Lia Barros, a critical-care nurse at UW Medical Center, wanted to quit her job and move to Brazil. But her boss wouldn’t let her go.
“She said, ‘Hold on. Before you quit, let’s see what we can do,’” says Barros. Together, they devised a plan for Barros to volunteer in Brazil for six months, and then return to her job.
The experience was transformative. Barros thought — Why isn’t this opportunity available to all nurses as a part of their regular professional development? That’s when she decided to create the International Nursing Program (INP) at UW Medical Center.
Keeping nurses inspired
Through the INP, UW Medical Center sponsors nurses to travel to Cambodia, Vietnam or Nepal for two to three weeks. In exchange, participants agree to an additional year of employment at the hospital.
Nurses travel in pairs, relieving a team when they arrive in a partnering country. They share their knowledge of best practices with nurses abroad, who then, in turn, become nurse educators for their hospitals.
In addition to imparting knowledge, our nurses benefit tremendously from immersion in a completely different environment, says Barros. Returning nurses express a renewed appreciation for the fundamentals of nursing, like the physical exam, and a heightened awareness around their use, or overuse, of resources.
They also gain a deeper understanding of the cultures they visit, so when they return to the U.S., they are better able to provide culturally competent care to patients from these regions.
But perhaps the biggest reward is a feeling of renewed appreciation for their profession.

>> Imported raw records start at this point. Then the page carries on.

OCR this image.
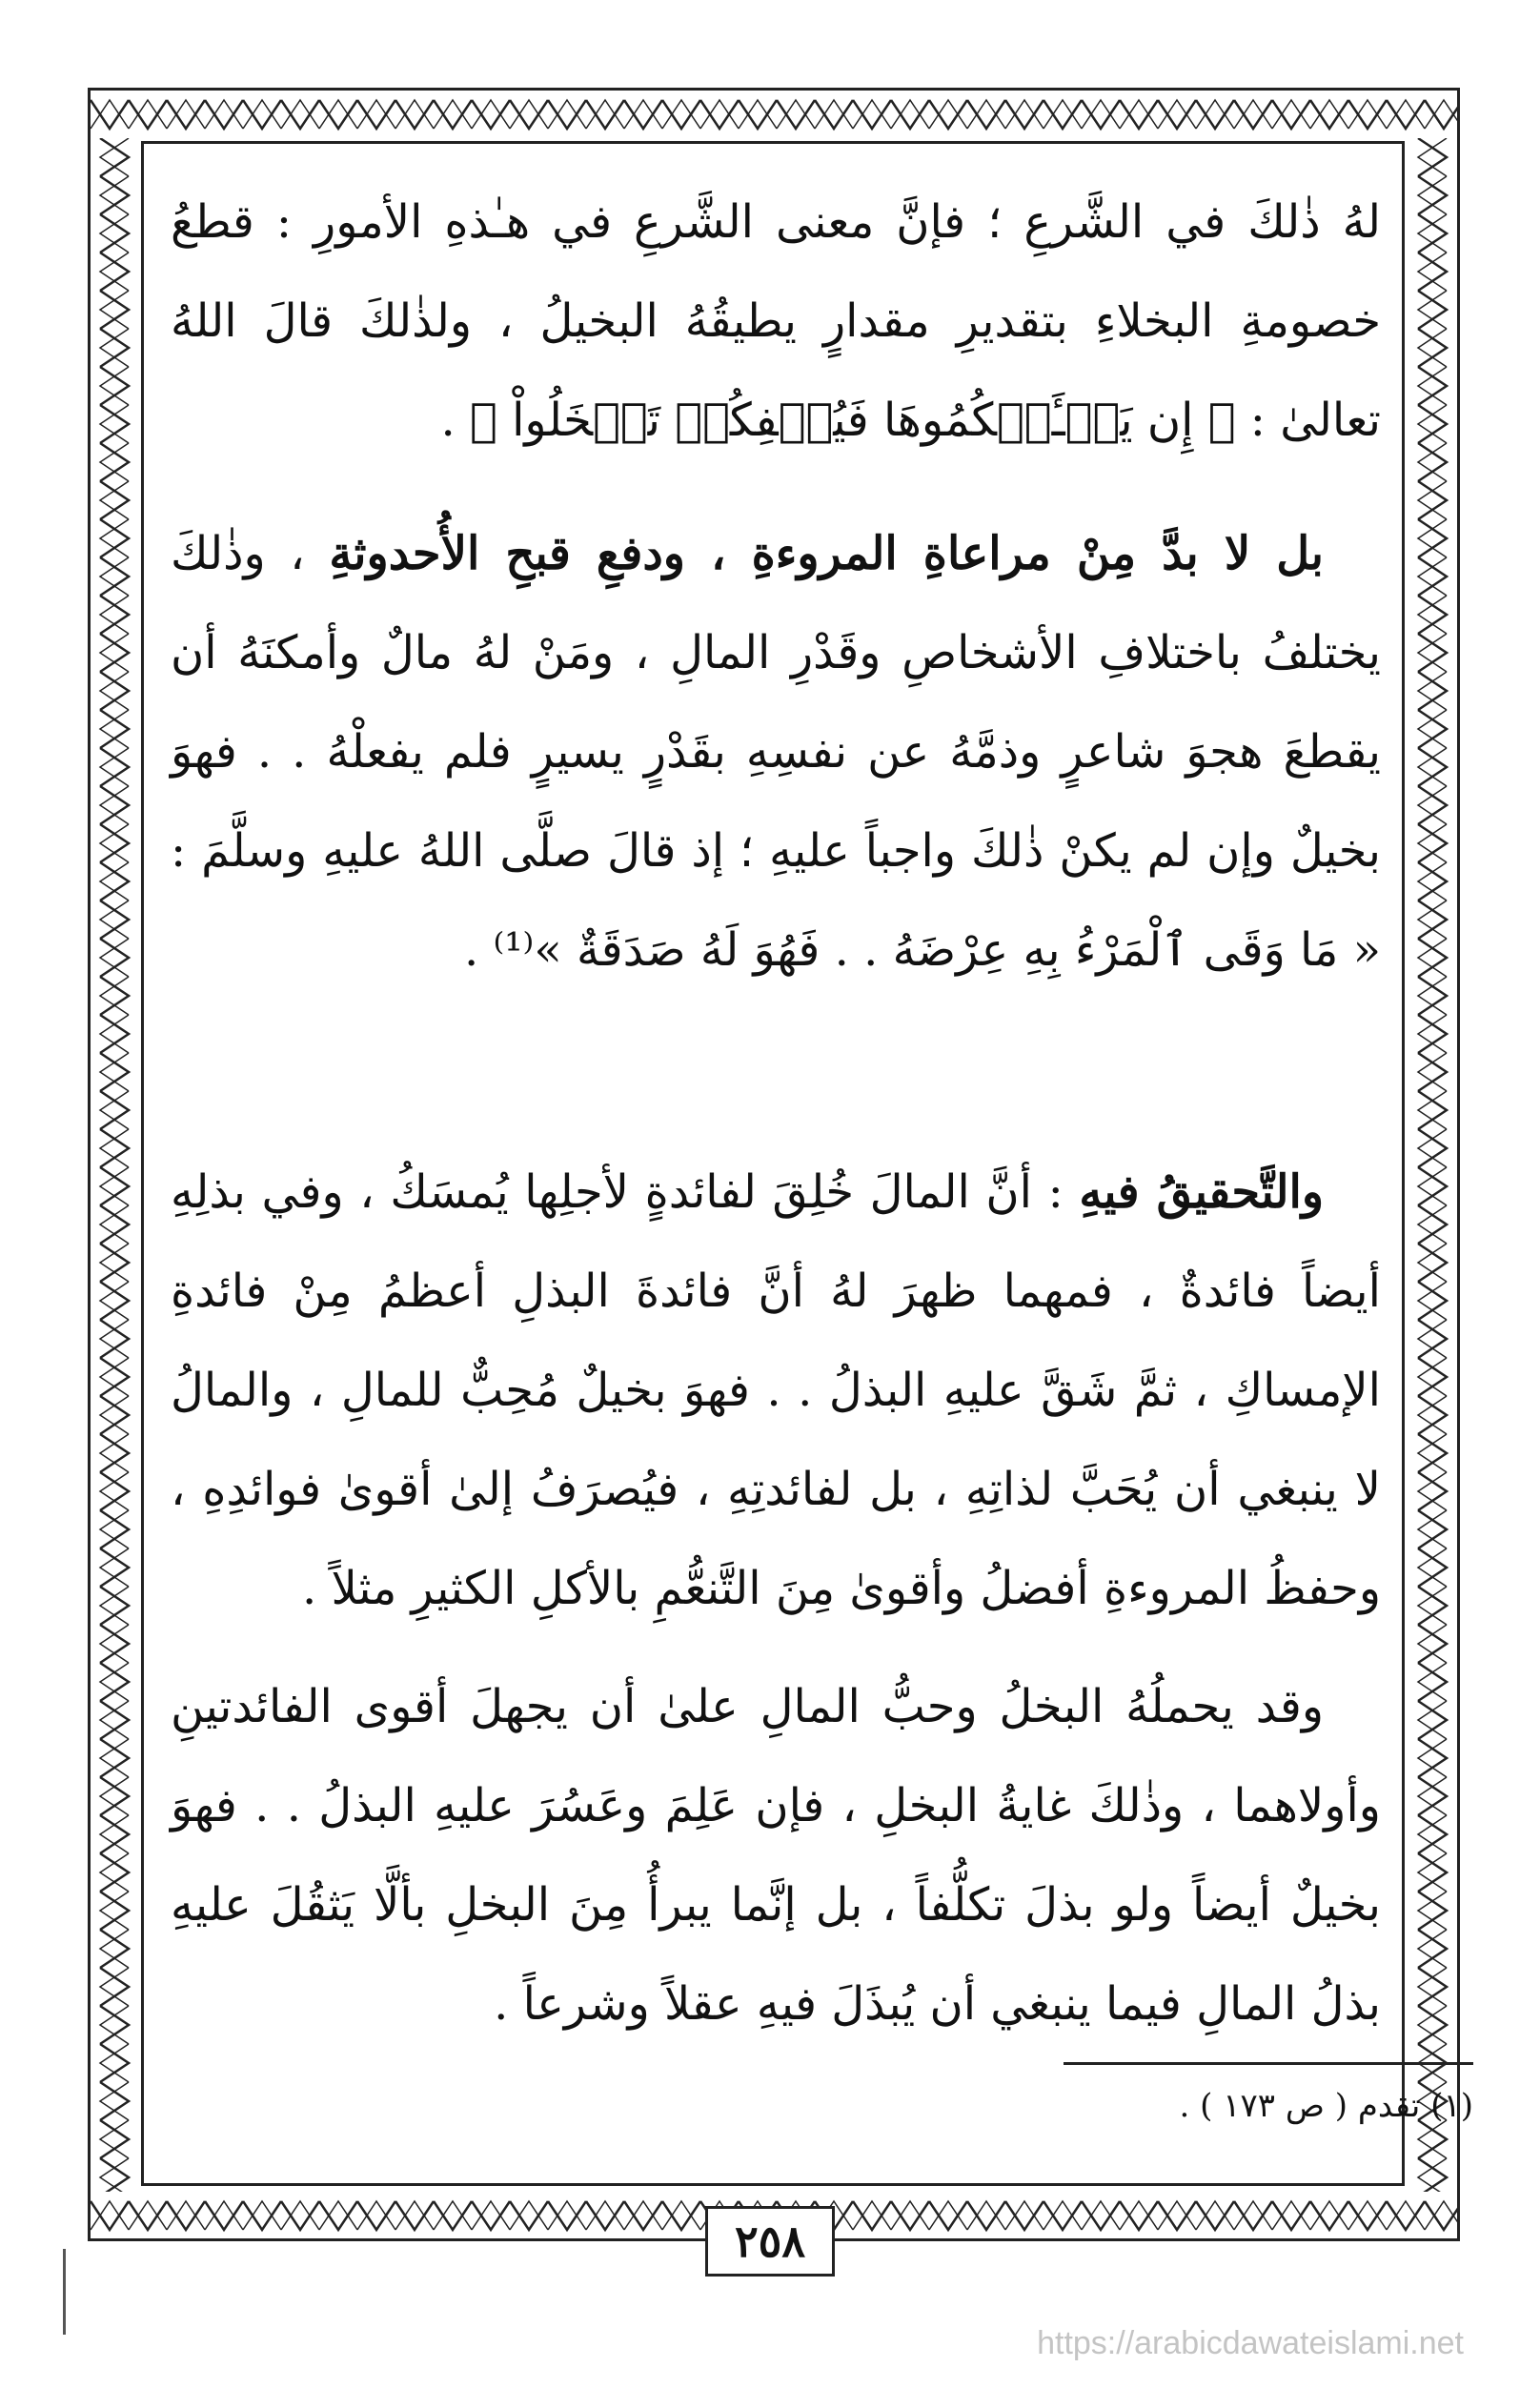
لهُ ذٰلكَ في الشَّرعِ ؛ فإنَّ معنى الشَّرعِ في هـٰذهِ الأمورِ : قطعُ خصومةِ البخلاءِ بتقديرِ مقدارٍ يطيقُهُ البخيلُ ، ولذٰلكَ قالَ اللهُ تعالىٰ : ﴿ إِن يَسۡـَٔلۡكُمُوهَا فَيُحۡفِكُمۡ تَبۡخَلُواْ ﴾ .

بل لا بدَّ مِنْ مراعاةِ المروءةِ ، ودفعِ قبحِ الأُحدوثةِ ، وذٰلكَ يختلفُ باختلافِ الأشخاصِ وقَدْرِ المالِ ، ومَنْ لهُ مالٌ وأمكنَهُ أن يقطعَ هجوَ شاعرٍ وذمَّهُ عن نفسِهِ بقَدْرٍ يسيرٍ فلم يفعلْهُ . . فهوَ بخيلٌ وإن لم يكنْ ذٰلكَ واجباً عليهِ ؛ إذ قالَ صلَّى اللهُ عليهِ وسلَّمَ : « مَا وَقَى ٱلْمَرْءُ بِهِ عِرْضَهُ . . فَهُوَ لَهُ صَدَقَةٌ »⁽¹⁾ .

والتَّحقيقُ فيهِ : أنَّ المالَ خُلِقَ لفائدةٍ لأجلِها يُمسَكُ ، وفي بذلِهِ أيضاً فائدةٌ ، فمهما ظهرَ لهُ أنَّ فائدةَ البذلِ أعظمُ مِنْ فائدةِ الإمساكِ ، ثمَّ شَقَّ عليهِ البذلُ . . فهوَ بخيلٌ مُحِبٌّ للمالِ ، والمالُ لا ينبغي أن يُحَبَّ لذاتِهِ ، بل لفائدتِهِ ، فيُصرَفُ إلىٰ أقوىٰ فوائدِهِ ، وحفظُ المروءةِ أفضلُ وأقوىٰ مِنَ التَّنعُّمِ بالأكلِ الكثيرِ مثلاً .

وقد يحملُهُ البخلُ وحبُّ المالِ علىٰ أن يجهلَ أقوى الفائدتينِ وأولاهما ، وذٰلكَ غايةُ البخلِ ، فإن عَلِمَ وعَسُرَ عليهِ البذلُ . . فهوَ بخيلٌ أيضاً ولو بذلَ تكلُّفاً ، بل إنَّما يبرأُ مِنَ البخلِ بألَّا يَثقُلَ عليهِ بذلُ المالِ فيما ينبغي أن يُبذَلَ فيهِ عقلاً وشرعاً .

(١) تقدم ( ص ١٧٣ ) .
٢٥٨
https://arabicdawateislami.net
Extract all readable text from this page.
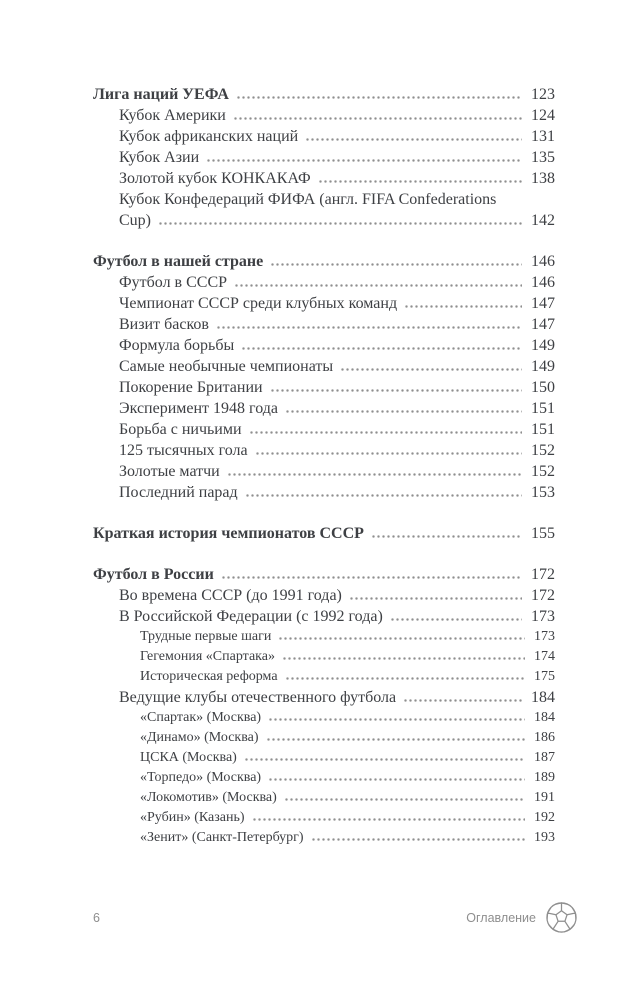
Лига наций УЕФА	123
Кубок Америки	124
Кубок африканских наций	131
Кубок Азии	135
Золотой кубок КОНКАКАФ	138
Кубок Конфедераций ФИФА (англ. FIFA Confederations
Cup)	142
Футбол в нашей стране	146
Футбол в СССР	146
Чемпионат СССР среди клубных команд	147
Визит басков	147
Формула борьбы	149
Самые необычные чемпионаты	149
Покорение Британии	150
Эксперимент 1948 года	151
Борьба с ничьими	151
125 тысячных гола	152
Золотые матчи	152
Последний парад	153
Краткая история чемпионатов СССР	155
Футбол в России	172
Во времена СССР (до 1991 года)	172
В Российской Федерации (с 1992 года)	173
Трудные первые шаги	173
Гегемония «Спартака»	174
Историческая реформа	175
Ведущие клубы отечественного футбола	184
«Спартак» (Москва)	184
«Динамо» (Москва)	186
ЦСКА (Москва)	187
«Торпедо» (Москва)	189
«Локомотив» (Москва)	191
«Рубин» (Казань)	192
«Зенит» (Санкт-Петербург)	193
6	Оглавление
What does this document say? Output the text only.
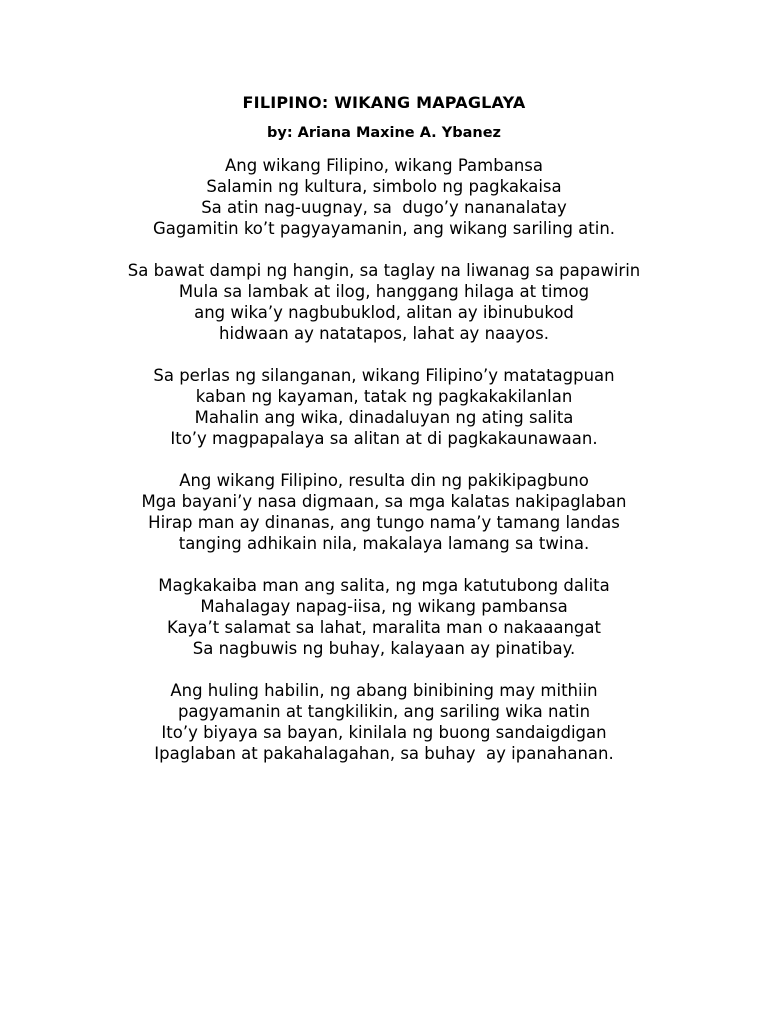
FILIPINO: WIKANG MAPAGLAYA
by: Ariana Maxine A. Ybanez
Ang wikang Filipino, wikang Pambansa
Salamin ng kultura, simbolo ng pagkakaisa
Sa atin nag-uugnay, sa  dugo’y nananalatay
Gagamitin ko’t pagyayamanin, ang wikang sariling atin.
Sa bawat dampi ng hangin, sa taglay na liwanag sa papawirin
Mula sa lambak at ilog, hanggang hilaga at timog
ang wika’y nagbubuklod, alitan ay ibinubukod
hidwaan ay natatapos, lahat ay naayos.
Sa perlas ng silanganan, wikang Filipino’y matatagpuan
kaban ng kayaman, tatak ng pagkakakilanlan
Mahalin ang wika, dinadaluyan ng ating salita
Ito’y magpapalaya sa alitan at di pagkakaunawaan.
Ang wikang Filipino, resulta din ng pakikipagbuno
Mga bayani’y nasa digmaan, sa mga kalatas nakipaglaban
Hirap man ay dinanas, ang tungo nama’y tamang landas
tanging adhikain nila, makalaya lamang sa twina.
Magkakaiba man ang salita, ng mga katutubong dalita
Mahalagay napag-iisa, ng wikang pambansa
Kaya’t salamat sa lahat, maralita man o nakaaangat
Sa nagbuwis ng buhay, kalayaan ay pinatibay.
Ang huling habilin, ng abang binibining may mithiin
pagyamanin at tangkilikin, ang sariling wika natin
Ito’y biyaya sa bayan, kinilala ng buong sandaigdigan
Ipaglaban at pakahalagahan, sa buhay  ay ipanahanan.
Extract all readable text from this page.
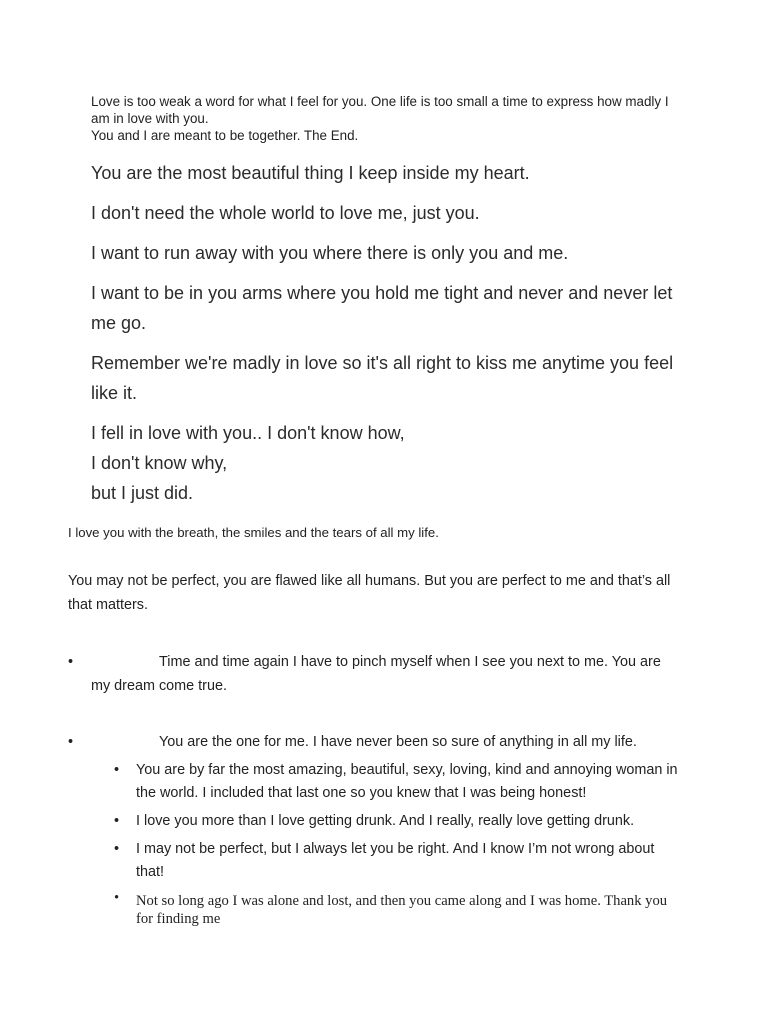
Love is too weak a word for what I feel for you. One life is too small a time to express how madly I am in love with you.

You and I are meant to be together. The End.

You are the most beautiful thing I keep inside my heart.

I don't need the whole world to love me, just you.

I want to run away with you where there is only you and me.

I want to be in you arms where you hold me tight and never and never let me go.

Remember we're madly in love so it's all right to kiss me anytime you feel like it.

I fell in love with you.. I don't know how,

I don't know why,

but I just did.

I love you with the breath, the smiles and the tears of all my life.
You may not be perfect, you are flawed like all humans. But you are perfect to me and that’s all that matters.
•	Time and time again I have to pinch myself when I see you next to me. You are my dream come true.
•	You are the one for me. I have never been so sure of anything in all my life.
• You are by far the most amazing, beautiful, sexy, loving, kind and annoying woman in the world. I included that last one so you knew that I was being honest!
• I love you more than I love getting drunk. And I really, really love getting drunk.
• I may not be perfect, but I always let you be right. And I know I’m not wrong about that!
• Not so long ago I was alone and lost, and then you came along and I was home. Thank you for finding me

Barros recounts one participant who was ready to quit nursing altogether, but changed her mind after participating in the program.
“Instead of losing this incredible nurse, she felt re-inspired to engage in a whole different way,” says Barros. “She become a leader at UW Medical Center, working with palliative and end-of-life care to help our patients.”
A true exchange of knowledge
When Barros was volunteering in Brazil, she realized that nurses abroad were just as hungry for educational enrichment as she was.
“You can see many of these nurses in developing countries are really craving structure and education as a way to help their patients,” says Barros. “They understand that without ongoing educational opportunities, it’s hard for them to provide the best care.”
That is why, in addition to nurses from the U.S. traveling abroad, the INP also hosts up to four nurses every year from partner countries, primarily from Cambodia. Visiting nurses stay with local nurses and doctors while they have a three-week observational experience at UW Medical Center.
“We try to show them what it looks like when nurses are empowered to practice at the full extent of their license and how that creates this really incredible system to provide excellent patient care,” says Barros.
After participating in the program, visiting nurses report not only feeling more knowledgeable, but also more confident, which helps them feel better prepared to talk with physicians and advocate for their patients at home.
Because of travel bans due to the COVID pandemic, the program has had to take a step back this year. However, Barros says, in collaboration with an international task force they have used the time to publish recommendations on caring for patients with severe COVID-19 disease in low- and middle-income countries. They have also expanded virtual services starting with a pilot project for cancer care and palliative care.
The power of a good support system
When Barros’ boss worked with her to foster her professional development and keep her on the team, it sent a strong message: you are valued.
“UW Medical Center wants to invest in my skills, my strengths and my education because they understand the value of my work for patients. They know it’s one of the most important things you can do to improve patient outcomes,” says Barros.
Other nurses feel similarly. In addition to a renewed appreciation for their profession, they feel grateful to their place of work for providing them with an opportunity for growth.
In the future, with additional funding, Barros hopes to expand the reach of the INP so more nurses can benefit. She can think of no more worthy cause than investing in nurses and the institutions that support them. Doctors around the world depend on nurses for much of the healthcare delivery.
“If you want to have a meaningful impact for the health of the entire community — invest in the nursing community,” says Barros. “And one great way to do that is to invest in an organization that empowers nurses both here and abroad.”